Coup de cœur x Philippe BILGER

[ Coups de Cœur   –   Épisode 1/15 ]

 

 

 

TRANSCENDANCE

 

ADEKWA Avocats Lille - Philippe BILGER

 

Philippe Bilger, avocat général à la cour d’assises de Paris pendant plus de vingt ans,
est magistrat honoraire, aujourd’hui président de l’Institut de la parole.

 

 

La liberté d’expression est le sujet qui me vient naturellement à l’esprit quand on me propose d’écrire sur ce qui m’indigne ou m’enthousiasme. Soit le refus lâche et obstiné de celle-ci soit le courage intellectuel et politique qui la suscite.

 

Mais pour une fois des événements récents tragiques ou qui auraient pu l’être me conduisent à dénoncer une habitude française qui révèle le fond d’élites politiques, culturelles ou médiatiques devenues de plus en plus rétives à une admiration sans nuance ni réserve. Admiration du bout de l’esprit et du cœur, presque avec réticence.

 

Le colonel Beltrame, en se sacrifiant pour sauver une vie, a fait l’objet d’un hommage national unanime comme si la France était heureuse et fière de se voir sublimée par ce héros sans commune mesure avec sa quotidienneté égoïste et trop souvent vindicative. On a assisté durant quelque temps à ce phénomène rare d’un pays rassemblé dans la douleur et remettant au premier plan, grâce à une victime d’exception, les vertus de la grandeur et de l’honneur. D’un coup l’épopée nous rendait glorieusement visite.

 

Puis la médiocrité a repris le dessus. Quand des municipalités ont voulu donner le nom du Colonel Beltrame à des établissements ou à des lieux de leur cité, il était miraculeux de ne pas entendre la moindre protestation. Des parents avaient peur pour leurs enfants et, pire, il ne fallait surtout pas imputer au terrorisme islamiste la responsabilité de l’avoir assassiné. C’étant sans doute le sexe des anges qui avait perpétré l’innommable!
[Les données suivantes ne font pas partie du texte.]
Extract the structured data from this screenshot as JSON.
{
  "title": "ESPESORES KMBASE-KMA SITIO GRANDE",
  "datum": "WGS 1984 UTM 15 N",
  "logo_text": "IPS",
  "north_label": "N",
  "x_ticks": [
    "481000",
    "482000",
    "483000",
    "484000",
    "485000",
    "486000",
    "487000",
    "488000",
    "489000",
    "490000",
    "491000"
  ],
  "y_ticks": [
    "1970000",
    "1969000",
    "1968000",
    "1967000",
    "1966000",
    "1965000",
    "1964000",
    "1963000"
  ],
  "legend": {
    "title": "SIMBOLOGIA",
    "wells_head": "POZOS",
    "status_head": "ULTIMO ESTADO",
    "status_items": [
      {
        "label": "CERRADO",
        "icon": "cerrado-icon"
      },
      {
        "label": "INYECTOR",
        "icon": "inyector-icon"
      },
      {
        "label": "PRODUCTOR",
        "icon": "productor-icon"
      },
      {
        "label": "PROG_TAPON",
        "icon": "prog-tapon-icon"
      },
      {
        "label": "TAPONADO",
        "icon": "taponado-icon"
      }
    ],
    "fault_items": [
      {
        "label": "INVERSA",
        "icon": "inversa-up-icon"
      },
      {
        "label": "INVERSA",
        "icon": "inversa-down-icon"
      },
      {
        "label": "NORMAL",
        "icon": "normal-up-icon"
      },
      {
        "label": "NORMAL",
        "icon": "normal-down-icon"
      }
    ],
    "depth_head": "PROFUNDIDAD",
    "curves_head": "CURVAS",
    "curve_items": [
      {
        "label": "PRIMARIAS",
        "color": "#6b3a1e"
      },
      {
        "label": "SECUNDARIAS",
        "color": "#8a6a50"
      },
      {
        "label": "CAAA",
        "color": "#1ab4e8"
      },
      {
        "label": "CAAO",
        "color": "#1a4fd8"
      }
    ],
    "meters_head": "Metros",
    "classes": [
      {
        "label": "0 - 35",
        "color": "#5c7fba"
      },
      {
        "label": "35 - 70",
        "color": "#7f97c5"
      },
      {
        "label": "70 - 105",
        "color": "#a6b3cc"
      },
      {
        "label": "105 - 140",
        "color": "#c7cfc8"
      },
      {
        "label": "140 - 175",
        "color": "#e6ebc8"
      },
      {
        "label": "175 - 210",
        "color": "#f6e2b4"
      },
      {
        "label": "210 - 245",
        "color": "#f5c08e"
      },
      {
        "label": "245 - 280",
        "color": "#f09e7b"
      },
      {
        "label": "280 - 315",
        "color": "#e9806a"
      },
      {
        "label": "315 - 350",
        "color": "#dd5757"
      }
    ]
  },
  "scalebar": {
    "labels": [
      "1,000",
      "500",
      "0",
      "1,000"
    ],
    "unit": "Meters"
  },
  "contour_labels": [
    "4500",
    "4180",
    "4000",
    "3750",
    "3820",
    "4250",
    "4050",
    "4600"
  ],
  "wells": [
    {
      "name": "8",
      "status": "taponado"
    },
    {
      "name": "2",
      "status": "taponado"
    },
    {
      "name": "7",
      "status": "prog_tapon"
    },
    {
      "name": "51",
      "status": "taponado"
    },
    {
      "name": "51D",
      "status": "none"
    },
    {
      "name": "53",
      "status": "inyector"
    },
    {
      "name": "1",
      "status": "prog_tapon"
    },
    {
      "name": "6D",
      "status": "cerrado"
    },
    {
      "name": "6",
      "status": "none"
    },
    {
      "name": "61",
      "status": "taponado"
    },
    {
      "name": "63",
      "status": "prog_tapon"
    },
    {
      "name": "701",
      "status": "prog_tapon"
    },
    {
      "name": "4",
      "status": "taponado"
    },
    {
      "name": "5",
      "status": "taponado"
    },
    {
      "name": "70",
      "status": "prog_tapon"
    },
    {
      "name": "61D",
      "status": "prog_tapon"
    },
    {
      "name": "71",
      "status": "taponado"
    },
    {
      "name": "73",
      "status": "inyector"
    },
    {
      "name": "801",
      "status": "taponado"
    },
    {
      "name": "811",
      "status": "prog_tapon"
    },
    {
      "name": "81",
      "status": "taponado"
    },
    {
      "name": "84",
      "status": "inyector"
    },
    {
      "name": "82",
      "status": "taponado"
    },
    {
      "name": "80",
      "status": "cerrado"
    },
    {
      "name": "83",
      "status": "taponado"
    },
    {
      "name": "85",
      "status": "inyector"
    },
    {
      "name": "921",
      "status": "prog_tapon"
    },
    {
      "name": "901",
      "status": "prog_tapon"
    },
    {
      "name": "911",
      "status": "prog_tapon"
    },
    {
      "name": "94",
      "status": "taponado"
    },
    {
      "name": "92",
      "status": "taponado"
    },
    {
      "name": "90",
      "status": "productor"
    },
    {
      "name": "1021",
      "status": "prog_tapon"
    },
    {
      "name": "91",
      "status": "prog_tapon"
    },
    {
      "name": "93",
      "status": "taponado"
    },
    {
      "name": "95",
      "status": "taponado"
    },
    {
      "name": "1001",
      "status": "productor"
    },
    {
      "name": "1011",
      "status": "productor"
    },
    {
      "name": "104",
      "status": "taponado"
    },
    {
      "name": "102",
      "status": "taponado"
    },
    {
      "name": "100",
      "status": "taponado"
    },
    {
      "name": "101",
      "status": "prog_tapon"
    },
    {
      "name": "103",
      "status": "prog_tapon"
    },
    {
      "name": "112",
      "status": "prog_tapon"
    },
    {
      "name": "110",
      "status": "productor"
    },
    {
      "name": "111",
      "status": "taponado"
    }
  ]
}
De fil en aiguille, à cause de ces controverses de mauvais aloi, l’aura éclatante de l’admiration immédiate était battue en brèche. La France s’engluait dans son péché pervers qui était de célébrer puis de le regretter.

 

Et le colonel Beltrame est indissociable, pour moi, de l’épisode d’un jeune malien modeste, héros d’un jour et d’une escalade qui a sauvé un enfant de six ans suspendu dans le vide au quatrième étage d’un immeuble. N’écoutant que son courage, Mamoudou Gassama a fait fi de toute prudence et, enthousiasmant ceux qui d’en bas le regardaient, a réussi une entreprise qui méritait en effet d’être couronnée par un entretien avec le président de la République et une naturalisation française octroyée comme récompense. C’était exemplaire, audacieux, en quelque sorte pédagogique. On pouvait être sans titre régulier en France et en même temps auteur d’un acte remarquable à féliciter.

 

Il n’empêche que des mauvais coucheurs n’ont pas manqué de rechercher derrière cette apparence intrépide et héroïque des subterfuges, de l’équivoque, une manipulation qui n’étaient destinés qu’à démontrer comme il y a des citoyens dégoûtés par l’évidence et offensés par la pureté. Pour eux l’ambiguïté et la suspicion sont les compagnons obligatoires d’un consensus trop beau pour être honnête.

 

Moi qui me flatte d’avoir un esprit critique, qui me désole de l’avoir trop, je me contrains à ne jamais répudier cette allégresse indicible : il y a des personnalités et des actes qui, grâce à eux, nous transcendent.